Later that year, Huan Xuan submitted a request to the court to expand his area of command. The court, sensing an opportunity to sow discord among the three allies, agreed and ceded four commaderies from Yin Zhongkan to him as well as appointed his brother, Huan Wei (桓偉) as Colonel of the Southern Man to replace Yang Quanqi's brother, Yang Guang. Yang Quanqi was provoked and ordered his soldiers to prepare for war. He claimed that he had intentions to march north to reinforce Luoyang, but in reality he was planning to carry out a surprise attack on Huan Xuan with Yin Zhongkan. However, Yin could not dispel his suspicion of Yang, so he forbade him from continuing any further, even sending his cousin, Yin Yu (殷遹) to the north to block his path. As Yang did not have enough troops to challenge Huan Xuan on his own, he disbanded and returned.

=== Death ===
Not long after, flooding broke out in Yin Zhongkan's territory and he was forced to open up the granaries to feed his people. Huan Xuan took advantage of the situation and led his troops to attack Yin's base in Jiangling, defeating his forces along the way. The people of Jiangling were too starved to fight back, so Yin desperately asked Yang for reinforcements. Yang told him that since Jiangling had no food, he should flee the city and hold out at his base in Xiangyang together. Not wanting to abandon his territory, Yin lied to Yang that he had recently found just enough food from his territory to replenish his supplies.
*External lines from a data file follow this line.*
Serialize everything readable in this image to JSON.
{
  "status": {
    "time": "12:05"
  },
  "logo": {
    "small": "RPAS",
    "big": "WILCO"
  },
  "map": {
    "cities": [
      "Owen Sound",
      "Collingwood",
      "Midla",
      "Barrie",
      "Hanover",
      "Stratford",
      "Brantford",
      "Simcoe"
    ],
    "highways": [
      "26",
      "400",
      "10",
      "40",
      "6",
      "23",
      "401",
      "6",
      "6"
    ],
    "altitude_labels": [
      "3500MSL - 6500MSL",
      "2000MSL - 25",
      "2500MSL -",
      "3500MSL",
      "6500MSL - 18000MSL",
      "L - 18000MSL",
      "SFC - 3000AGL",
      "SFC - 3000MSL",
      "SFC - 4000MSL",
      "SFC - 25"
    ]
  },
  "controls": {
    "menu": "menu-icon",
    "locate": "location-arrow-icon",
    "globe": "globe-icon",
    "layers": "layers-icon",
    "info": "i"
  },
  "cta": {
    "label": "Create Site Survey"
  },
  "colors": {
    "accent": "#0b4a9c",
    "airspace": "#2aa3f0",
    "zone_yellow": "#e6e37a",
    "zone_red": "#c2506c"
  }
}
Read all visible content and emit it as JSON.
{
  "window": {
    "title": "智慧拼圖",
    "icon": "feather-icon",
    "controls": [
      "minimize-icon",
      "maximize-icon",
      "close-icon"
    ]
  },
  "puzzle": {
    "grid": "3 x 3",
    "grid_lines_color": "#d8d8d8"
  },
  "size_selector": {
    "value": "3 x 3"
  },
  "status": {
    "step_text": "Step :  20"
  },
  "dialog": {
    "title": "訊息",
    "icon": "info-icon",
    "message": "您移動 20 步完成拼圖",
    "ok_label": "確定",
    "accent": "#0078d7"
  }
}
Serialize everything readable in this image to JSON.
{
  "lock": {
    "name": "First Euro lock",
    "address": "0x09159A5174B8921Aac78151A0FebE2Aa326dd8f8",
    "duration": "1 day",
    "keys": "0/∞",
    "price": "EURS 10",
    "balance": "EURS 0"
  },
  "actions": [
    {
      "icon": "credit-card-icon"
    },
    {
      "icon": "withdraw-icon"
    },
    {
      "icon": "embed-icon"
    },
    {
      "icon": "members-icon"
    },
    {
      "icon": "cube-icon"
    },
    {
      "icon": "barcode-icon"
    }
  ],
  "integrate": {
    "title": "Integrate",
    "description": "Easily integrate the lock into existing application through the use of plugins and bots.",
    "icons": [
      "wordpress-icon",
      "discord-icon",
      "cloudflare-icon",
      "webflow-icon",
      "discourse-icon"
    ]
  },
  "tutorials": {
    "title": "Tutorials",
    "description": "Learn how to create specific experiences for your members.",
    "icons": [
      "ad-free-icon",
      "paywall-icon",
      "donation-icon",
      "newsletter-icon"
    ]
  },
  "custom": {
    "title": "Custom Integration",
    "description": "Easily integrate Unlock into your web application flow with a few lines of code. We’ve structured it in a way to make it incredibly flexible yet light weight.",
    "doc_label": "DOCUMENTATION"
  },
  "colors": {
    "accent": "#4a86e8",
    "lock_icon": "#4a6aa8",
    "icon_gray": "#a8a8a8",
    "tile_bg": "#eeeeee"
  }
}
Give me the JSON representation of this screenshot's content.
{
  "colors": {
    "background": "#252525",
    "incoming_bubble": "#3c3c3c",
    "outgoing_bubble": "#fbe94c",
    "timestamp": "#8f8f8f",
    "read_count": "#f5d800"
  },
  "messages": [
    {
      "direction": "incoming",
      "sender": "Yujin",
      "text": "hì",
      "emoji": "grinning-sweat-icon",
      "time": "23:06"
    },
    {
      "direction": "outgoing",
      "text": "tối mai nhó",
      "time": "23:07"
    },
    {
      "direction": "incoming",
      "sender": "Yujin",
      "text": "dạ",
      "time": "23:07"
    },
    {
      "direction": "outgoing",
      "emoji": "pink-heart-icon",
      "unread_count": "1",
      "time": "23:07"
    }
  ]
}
Yang took Yin at his word and brought 8,000 troops to Jiangling wearing his finest armour. When Yang arrived, he realized that Yin had lied as he was only offered a meagre amount of rice. Angrily, he exclaimed, "We have already lost!" and refused to meet Yin. At the time, Huan Xuan was camped at Lingkou (零口; near Jiangling), so he and Yang Guang went out to attack him for a decisive battle. Huan fell back to Matou (馬頭; northeast of Gong'an County, Hubei), and the next day, Yang launched a heavy attack on Huan's general, Guo Quan (郭銓) and nearly captured him. However, Huan Xuan's reinforcements soon arrived and destroyed Yang's army.

Yang fled on a lone horse back to Xiangyang, but he was pursued and captured by another general of Huan Xuan, Feng Gai. He and Yang Guang were executed, and their heads sent to Jiankang. Yang Siping and his cousins were able to escape and found refuge among the Southern Man tribes. Yin Zhongkan was also captured and forced to commit suicide.